Jan Delay über Funk und HipHop und Style, musikalische Transformation … irgendwie so …


rap.de: Zu aller erst muss ich dir mal sagen, deine Platte hat mich in gewisser Hinsicht verstört. Und das Wort, welches mir am Ende dazu eingefallen ist, wäre: unfassbar. Man kann es vielleicht vergleichen, mit einem Film, der einen irgendwie so teast, dass man nach Verlassen des Kinos nicht sofort darüber sprechen kann.   

Jan Delay: Ist das jetzt positiv oder negativ?  

rap.de: Es ist schon positiv. Aber ich hab mich die ganz Zeit gefragt, wie ich für das Interview den Bogen kriege – von der Platte zu Rap und HipHop!  

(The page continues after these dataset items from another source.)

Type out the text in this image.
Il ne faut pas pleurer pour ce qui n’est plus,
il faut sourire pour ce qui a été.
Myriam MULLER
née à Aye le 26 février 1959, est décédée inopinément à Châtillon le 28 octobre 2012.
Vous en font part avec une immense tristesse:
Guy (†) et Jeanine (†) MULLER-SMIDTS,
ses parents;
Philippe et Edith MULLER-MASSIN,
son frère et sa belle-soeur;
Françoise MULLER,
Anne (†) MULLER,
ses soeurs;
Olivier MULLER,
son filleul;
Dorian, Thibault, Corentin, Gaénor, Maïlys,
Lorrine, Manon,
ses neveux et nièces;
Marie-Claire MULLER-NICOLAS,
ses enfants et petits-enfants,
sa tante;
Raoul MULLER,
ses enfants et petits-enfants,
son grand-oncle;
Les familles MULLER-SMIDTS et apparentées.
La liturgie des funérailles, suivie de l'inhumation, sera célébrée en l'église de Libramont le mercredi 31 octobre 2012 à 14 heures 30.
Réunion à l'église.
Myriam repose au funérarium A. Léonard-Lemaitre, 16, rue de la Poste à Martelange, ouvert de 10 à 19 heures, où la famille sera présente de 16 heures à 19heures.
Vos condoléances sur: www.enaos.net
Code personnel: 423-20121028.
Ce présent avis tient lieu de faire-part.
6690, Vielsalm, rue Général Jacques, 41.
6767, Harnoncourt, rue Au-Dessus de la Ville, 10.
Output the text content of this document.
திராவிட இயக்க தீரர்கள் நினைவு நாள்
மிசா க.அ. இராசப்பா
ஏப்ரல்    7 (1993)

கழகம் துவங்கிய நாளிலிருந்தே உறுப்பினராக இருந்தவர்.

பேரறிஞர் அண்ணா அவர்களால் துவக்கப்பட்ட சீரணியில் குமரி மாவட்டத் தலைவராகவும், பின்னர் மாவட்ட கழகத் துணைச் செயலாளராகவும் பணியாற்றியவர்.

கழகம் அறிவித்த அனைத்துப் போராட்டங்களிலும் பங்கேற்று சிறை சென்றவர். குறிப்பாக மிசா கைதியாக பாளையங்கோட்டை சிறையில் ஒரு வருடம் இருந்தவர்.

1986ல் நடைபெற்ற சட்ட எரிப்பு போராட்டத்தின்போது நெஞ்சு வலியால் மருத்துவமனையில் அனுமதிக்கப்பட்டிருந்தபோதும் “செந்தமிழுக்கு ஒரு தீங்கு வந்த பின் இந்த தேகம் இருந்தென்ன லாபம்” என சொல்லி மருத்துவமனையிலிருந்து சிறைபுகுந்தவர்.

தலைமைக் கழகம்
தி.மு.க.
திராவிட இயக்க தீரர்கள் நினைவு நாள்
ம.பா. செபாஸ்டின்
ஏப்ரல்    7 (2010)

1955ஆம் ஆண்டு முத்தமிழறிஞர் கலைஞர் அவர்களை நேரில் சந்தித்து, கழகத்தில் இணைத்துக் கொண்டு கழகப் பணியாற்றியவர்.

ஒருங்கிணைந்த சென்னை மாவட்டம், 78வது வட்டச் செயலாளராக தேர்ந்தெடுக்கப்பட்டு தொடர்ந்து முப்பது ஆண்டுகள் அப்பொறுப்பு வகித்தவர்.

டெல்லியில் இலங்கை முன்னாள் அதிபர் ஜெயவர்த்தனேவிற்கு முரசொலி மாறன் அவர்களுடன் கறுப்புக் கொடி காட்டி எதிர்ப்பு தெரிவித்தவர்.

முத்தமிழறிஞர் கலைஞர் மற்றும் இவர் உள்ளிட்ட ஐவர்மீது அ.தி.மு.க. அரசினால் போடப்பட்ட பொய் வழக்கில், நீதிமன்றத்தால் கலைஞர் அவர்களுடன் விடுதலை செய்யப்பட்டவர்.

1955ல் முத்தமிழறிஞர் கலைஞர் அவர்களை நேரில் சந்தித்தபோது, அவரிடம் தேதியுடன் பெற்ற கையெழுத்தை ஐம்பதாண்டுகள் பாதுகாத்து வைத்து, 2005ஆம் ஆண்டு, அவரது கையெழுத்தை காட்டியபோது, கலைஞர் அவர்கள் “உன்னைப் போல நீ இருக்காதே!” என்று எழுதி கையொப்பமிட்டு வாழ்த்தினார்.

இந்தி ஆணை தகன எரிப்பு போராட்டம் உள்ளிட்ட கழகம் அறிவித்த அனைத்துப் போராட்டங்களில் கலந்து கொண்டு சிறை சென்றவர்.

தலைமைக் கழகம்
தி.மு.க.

Jan Delay: Nee, gar nicht. Das Einzige, was ich dazu sagen kann, ist, dass von all den Musikstilen und Ideen und Flashes, die es auf der ganzen Welt gibt, ist HipHop, auch wenn man das nicht hört und nicht wahrnehmen kann, die, die am größten vertreten ist, auf der Platte. Einfach nur deshalb, weil alles, was ich jemals an Musik machen werde, es immer so machen werde, wie ich es kennengelernt hab – und das ist HipHop. Auch wenn ich mit zwanzig Musikern dastehe und ihnen Arrangements vorsinge oder sage wie das alles laufen soll, dann habe ich keine Noten im Kopf, sondern mein Logic-Fenster. Und ich denke in Loops. Wenn wir aufnehmen, dann nehme ich Takes, die die Musiker niemals nehmen würden, weil es an einer Stelle irgendwie nicht passt. Aber im Kopf habe ich das dann schon geschnitten, wie die es nie spielen würden, aber wie ich es vom HipHop her kenne. Und dann sagen die Musiker auch, dass das geil klingt, obwohl sie es nie so spielen würden. Deshalb ist HipHop einfach das Grundrezept, das man jedoch nicht hört. Wie das Mehl im Brot, das du ja auch nicht schmeckst.(lacht)  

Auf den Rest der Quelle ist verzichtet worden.